No singing in the reign

IN the past Juan Carlos I represented everything that could be a good in a monarchy. 

Appointed by Franco as his successor, he led Spain away from dictatorship towards democracy.  That’s some legacy but one that he dilapidated in later life.

No-one was bothered that he had a mistress or mistresses and it was an open secret for many years that he and Queen Sophia lived separate lives.  

Breaking his hip while shooting elephants accompanied by maitresse en titre Corinna zu Sayn-Wittgenstein at the height of Spain’s economic crisis was harder to forgive and precipitated his 2014 abdication.

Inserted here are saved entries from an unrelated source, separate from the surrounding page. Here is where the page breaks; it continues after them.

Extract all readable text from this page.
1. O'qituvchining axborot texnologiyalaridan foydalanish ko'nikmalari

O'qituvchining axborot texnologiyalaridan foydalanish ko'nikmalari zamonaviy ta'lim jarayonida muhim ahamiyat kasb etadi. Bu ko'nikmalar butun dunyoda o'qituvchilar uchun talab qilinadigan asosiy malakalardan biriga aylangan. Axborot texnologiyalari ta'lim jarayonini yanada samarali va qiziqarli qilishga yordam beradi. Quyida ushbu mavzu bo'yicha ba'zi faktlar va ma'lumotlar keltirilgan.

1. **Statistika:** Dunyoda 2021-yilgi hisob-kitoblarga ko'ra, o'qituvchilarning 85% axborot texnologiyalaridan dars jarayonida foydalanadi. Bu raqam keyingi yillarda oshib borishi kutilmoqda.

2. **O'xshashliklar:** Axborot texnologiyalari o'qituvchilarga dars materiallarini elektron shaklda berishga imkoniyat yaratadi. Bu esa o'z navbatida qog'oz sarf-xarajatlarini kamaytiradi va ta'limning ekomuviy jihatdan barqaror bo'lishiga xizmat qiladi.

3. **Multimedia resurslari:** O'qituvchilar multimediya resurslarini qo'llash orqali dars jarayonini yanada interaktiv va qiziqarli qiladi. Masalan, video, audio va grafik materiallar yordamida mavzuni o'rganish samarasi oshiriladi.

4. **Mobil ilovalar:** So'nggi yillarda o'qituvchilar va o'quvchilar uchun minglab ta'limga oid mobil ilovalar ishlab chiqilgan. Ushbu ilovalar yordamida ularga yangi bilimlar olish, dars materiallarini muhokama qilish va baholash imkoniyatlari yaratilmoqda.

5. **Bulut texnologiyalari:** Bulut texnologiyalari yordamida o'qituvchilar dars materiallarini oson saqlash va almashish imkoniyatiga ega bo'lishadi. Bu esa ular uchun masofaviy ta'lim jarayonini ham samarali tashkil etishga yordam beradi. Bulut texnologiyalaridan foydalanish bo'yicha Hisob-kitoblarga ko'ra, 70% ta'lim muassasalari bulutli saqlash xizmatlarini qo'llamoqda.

Tapes have now emerged where Corinna talks about alleged commissions that Juan Carlos earned by brokering international deals and registering properties in her name in Monaco and Morocco.

She also maintained that Juan Carlos’s lawyer in Switzerland, Dante Canonica, created money-laundering infrastructure for him.

Dante Canonica!  What a name! If there were a Spanish-speaking Damon Runyon he would have invented a lawyer named Dante Canonica.

And the tragedy is, that if Juan Carlos was once the epitome of what a king should be, today he embodies all that he shouldn’t.

Al Capone precedent

GERMANY has agreed to extradite self-exiled former regional president Carles Puigdemont, but only for misappropriation of public funds. 

Spain’s public prosecutor and the judge Pablo Llarena are hopping mad because that means he can only be tried for that and not sedition and rebellion as they want.

Whatever Puigdemont has done amounts to both but the accusations unfairly reinforce the distorted vision of a Spain that has not changed since Franco or possibly Isabel la Catolica.

Llarena and the rest of them should swallow their pride and get Puigdemont for misappropriation.  After all, they got Al Capone for tax evasion and it’s the end, not the means, that matters.

A two-letter word

SPAIN’S legal profession is “perplexed and uncertain” over the government’s proposal to define any sexual act without a definite “yes” as an offence.

They argue that there are many ways “explicit or tacit” ways of manifesting consent including gestures.

They don’t get it, do they?  There is only way of manifesting consent and that entails saying Si.  If she (or he) says Si, it’s consensual sex.  If she (or he) doesn’t, it isn’t.